On a problem of M. Talagrand

TL;DR

This paper proves a special case of Talagrand's conjecture, demonstrating that certain threshold properties hold when the measure is supported on pairs, advancing understanding of threshold phenomena in combinatorics.

Contribution

The authors prove Talagrand's conjecture for the case where the measure is supported on pairs, extending previous results limited to singleton support.

Findings

Proved Talagrand's conjecture for pair-supported measures.

Established bounds relating weakly p-small and (p/L)-small families.

Enhanced understanding of threshold behaviors in combinatorial families.

Abstract

We address a special case of a conjecture of M. Talagrand relating two notions of "threshold" for an increasing family $\mathcal F$ of subsets of a finite set $V$. The full conjecture implies equivalence of the "Fractional Expectation-Threshold Conjecture," due to Talagrand and recently proved by the authors and B. Narayanan, and the (stronger) "Expectation-Threshold Conjecture" of the second author and G. Kalai.
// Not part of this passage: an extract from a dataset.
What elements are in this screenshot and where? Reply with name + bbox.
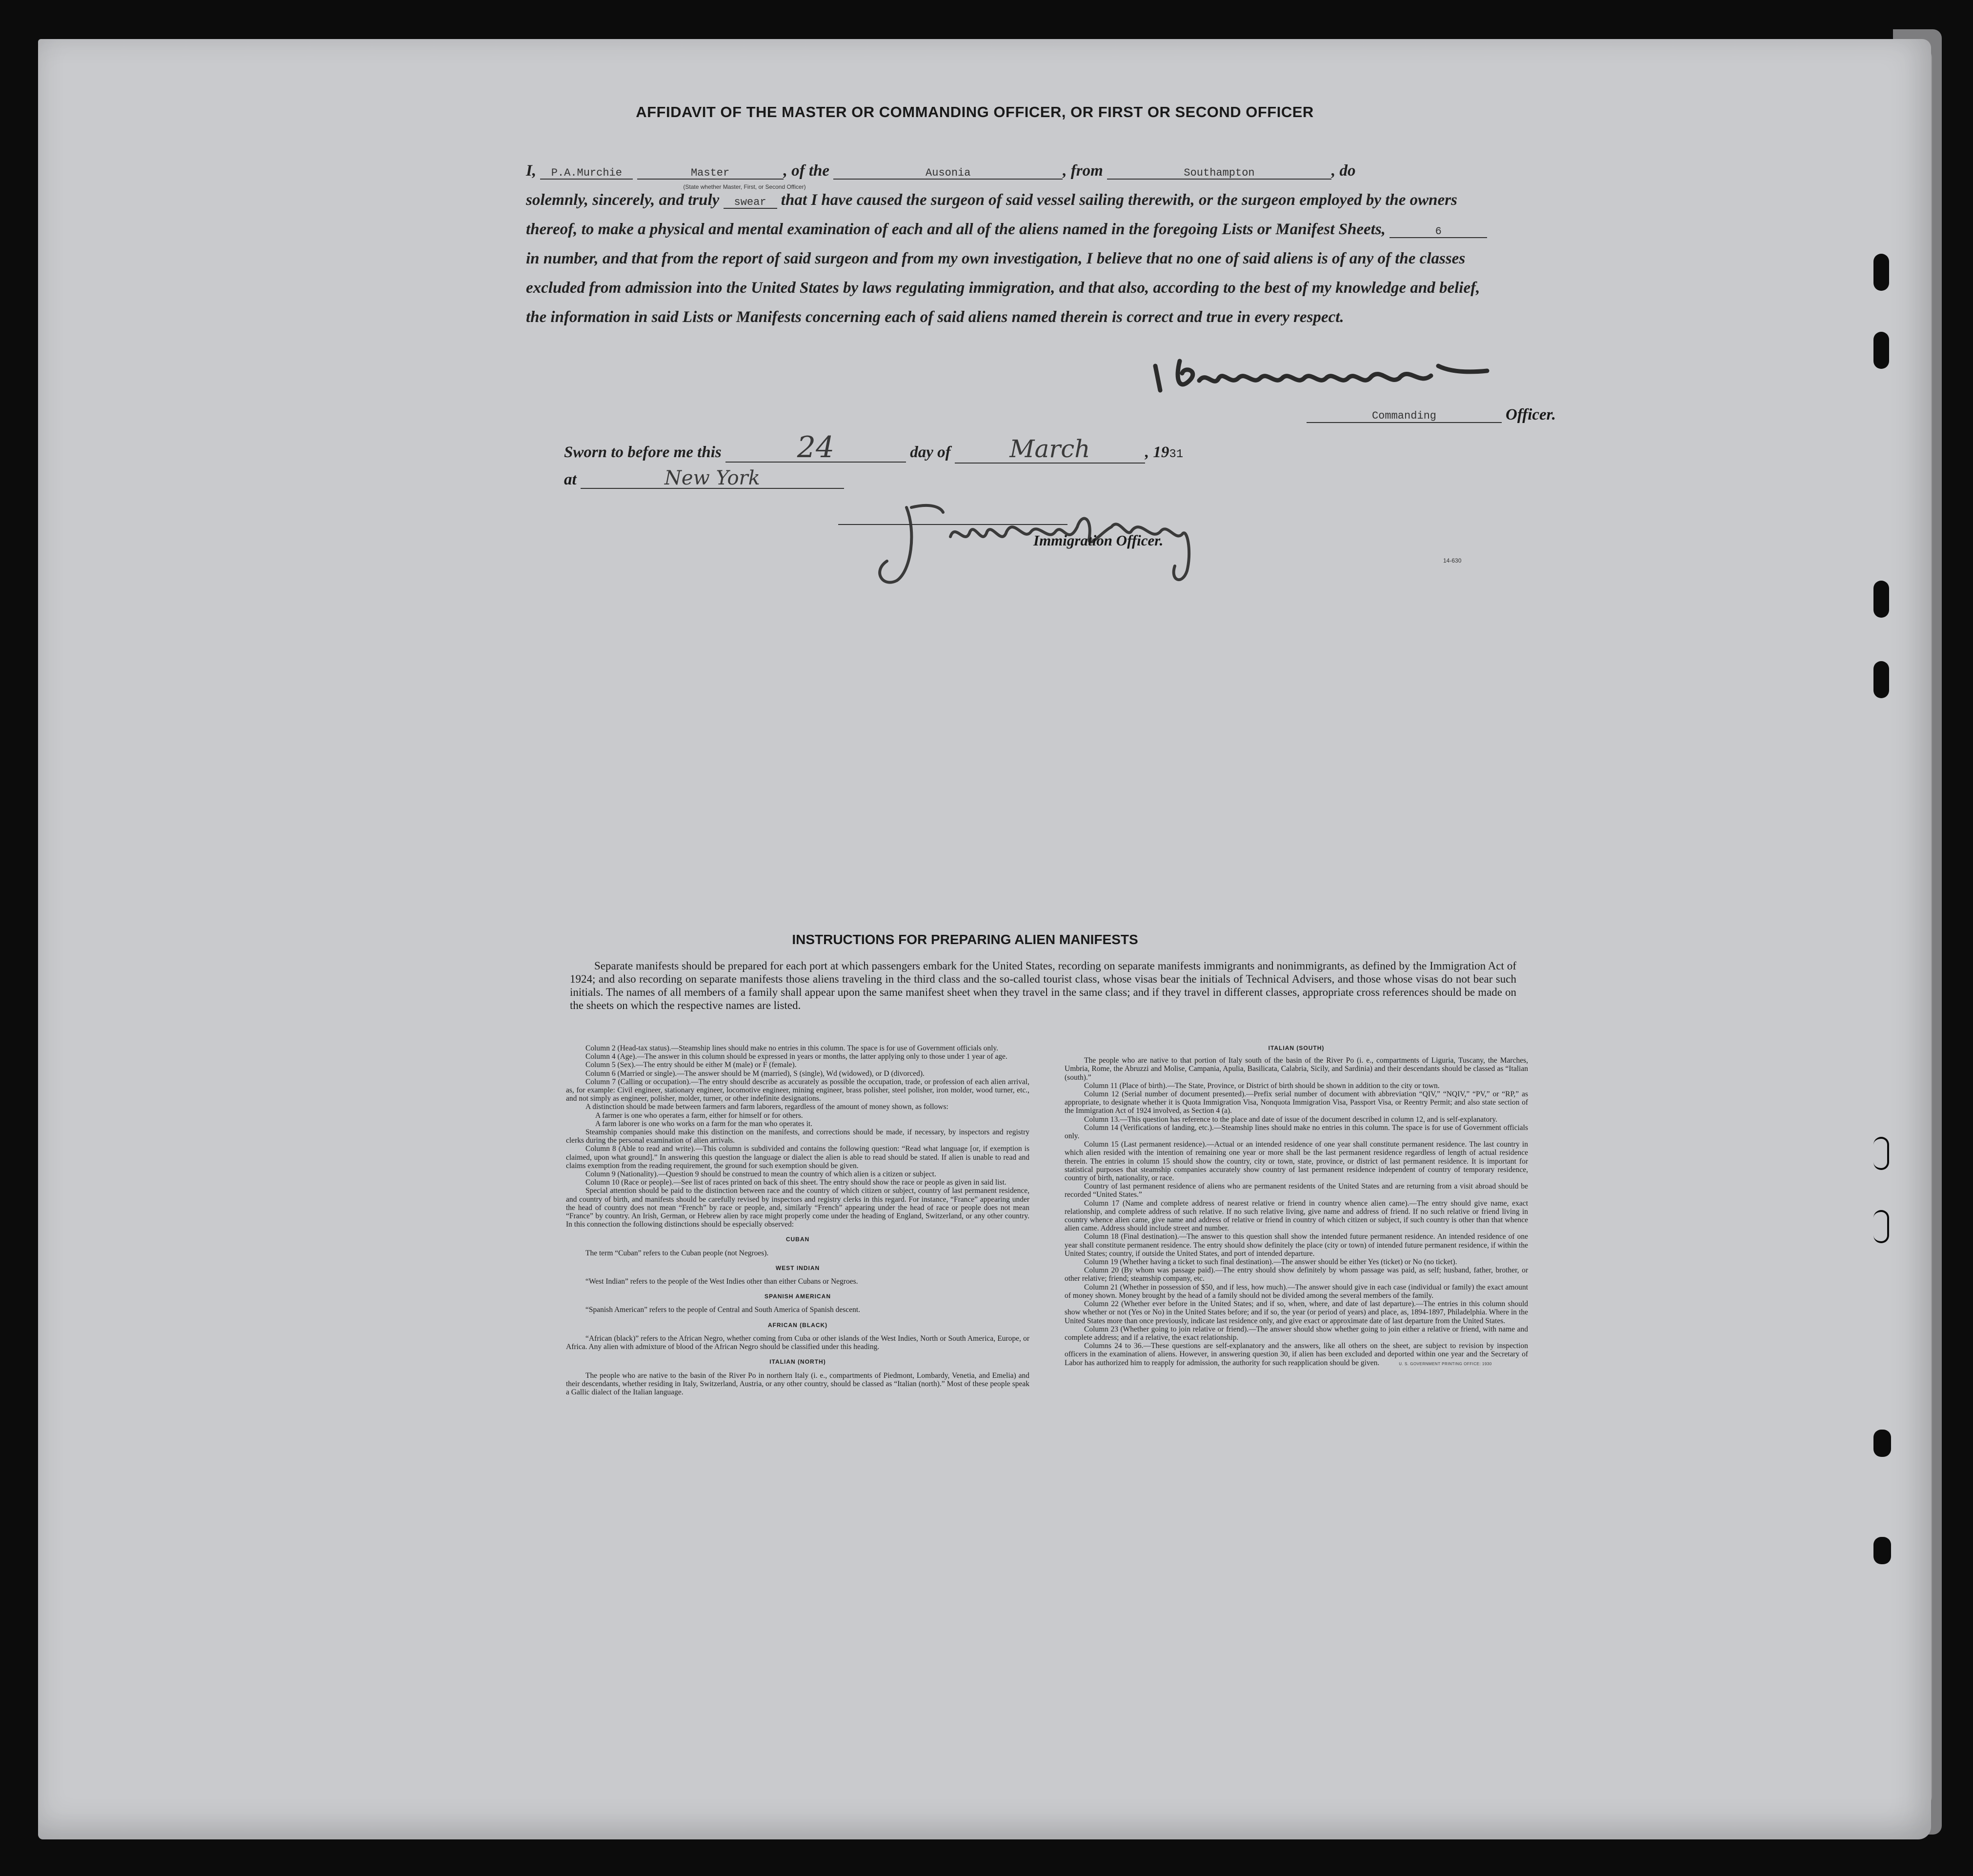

The conjecture under discussion here says there is a fixed $L$ such that if, for a given $\mathcal F$, $p\in [0,1]$ admits $\lambda:2^V \rightarrow \mathbb R^+$ with \[ \mbox{$\sum_{S\subseteq F}\lambda_S\ge 1 ~~\forall F\in \mathcal F$} \] and \[ \mbox{$\sum_S\lambda_Sp^{|S|} \le 1/2$} \] (a.k.a. $\mathcal F$ is weakly $p$-small), then $p/L$ admits such a $\lambda$ taking values in $\{0,1\}$ ($\mathcal F$ is $(p/L)$-small). Talagrand showed this when $\lambda$ is supported on singletons and suggested, as a more challenging test case, proving it when $\lambda$ is supported on pairs. The present work provides such a proof.